Bezcenne rysunki synagogi, skradzione przed prawie ćwierć wieku, wróciły do Łodzi. Kolorowe szkice udało się odzyskać dzięki owocnej współpracy polsko-amerykańskiej. Znów są w zbiorach Archiwum Państwowego.

Brak szkiców zauważono niemal 25 lat temu, 5 listopada 1998 roku, po wypożyczeniu teczki z projektami synagogi w czytelni łódzkiego Archiwum Państwowego. Odręczne, kolorowe wizerunki świątyni przy ul. Wolborskiej w Łodzi, postały w 1896 roku, a ich autorem był Adolf Zeligson.

Była to grupa projektów narysowanych ręcznie, przedstawiająca rysunek łódzkiej synagogi przy ul. Wolborskiej. Rysunki zostały wykonane i pokolorowane ręcznie. Stanowią one własność Skarbu Państwa - Archiwum Państwowego w Łodzi.
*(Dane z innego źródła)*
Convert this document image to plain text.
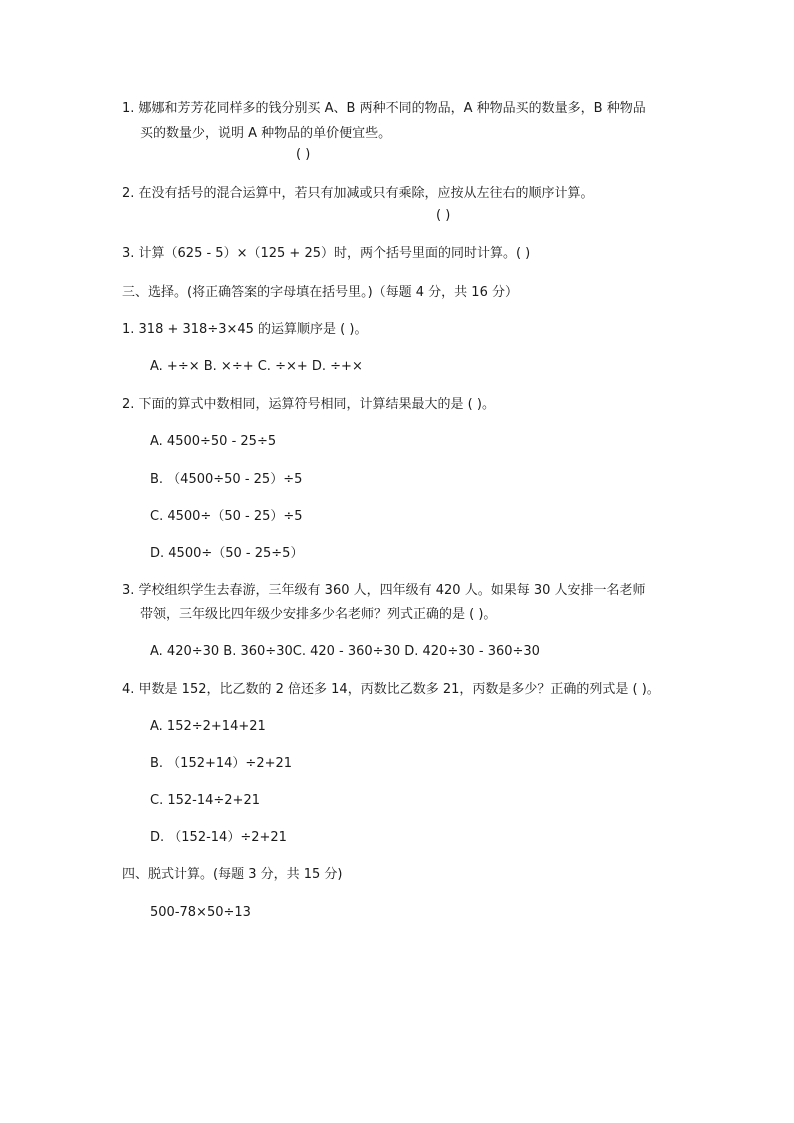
1. 娜娜和芳芳花同样多的钱分别买 A、B 两种不同的物品，A 种物品买的数量多，B 种物品
买的数量少，说明 A 种物品的单价便宜些。
( )
2. 在没有括号的混合运算中，若只有加减或只有乘除，应按从左往右的顺序计算。
( )
3. 计算（625 - 5）×（125 + 25）时，两个括号里面的同时计算。( )
三、选择。(将正确答案的字母填在括号里。)（每题 4 分，共 16 分）
1. 318 + 318÷3×45 的运算顺序是 ( )。
A. +÷× B. ×÷+ C. ÷×+ D. ÷+×
2. 下面的算式中数相同，运算符号相同，计算结果最大的是 ( )。
A. 4500÷50 - 25÷5
B. （4500÷50 - 25）÷5
C. 4500÷（50 - 25）÷5
D. 4500÷（50 - 25÷5）
3. 学校组织学生去春游，三年级有 360 人，四年级有 420 人。如果每 30 人安排一名老师
带领，三年级比四年级少安排多少名老师？列式正确的是 ( )。
A. 420÷30 B. 360÷30C. 420 - 360÷30 D. 420÷30 - 360÷30
4. 甲数是 152，比乙数的 2 倍还多 14，丙数比乙数多 21，丙数是多少？正确的列式是 ( )。
A. 152÷2+14+21
B. （152+14）÷2+21
C. 152-14÷2+21
D. （152-14）÷2+21
四、脱式计算。(每题 3 分，共 15 分)
500-78×50÷13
Po kradzieży po raz pierwszy policjanci natknęli się na ich ślad na aukcji internetowej w 2008 roku - mówi rzecznik Komendanta Wojewódzkiego Policji w Łodzi - Joanna Kącka. Wtedy były oferowane do sprzedaży za pośrednictwem nowojorskiego domu aukcyjnego za cenę blisko 14 tys. dolarów.

Mundurowi poprosili o pomoc amerykańskich kolegów z Homeland Security Investigations, którzy we wrześniu 2018 roku ustalili miejsce przechowywania rysunków. Pod koniec 2019 roku, za zgodą sądu, zabezpieczyli je od obecnych posiadaczy.

W środę (23 lutego) szkice wróciły do Łodzi. Są bezcenne, biorąc pod uwagę to, że są jedynym z niewielu materialnych dowodów na istnienie synagogi przy ul. Wolborskiej. Budynek zniszczono w czasie II wojny światowej.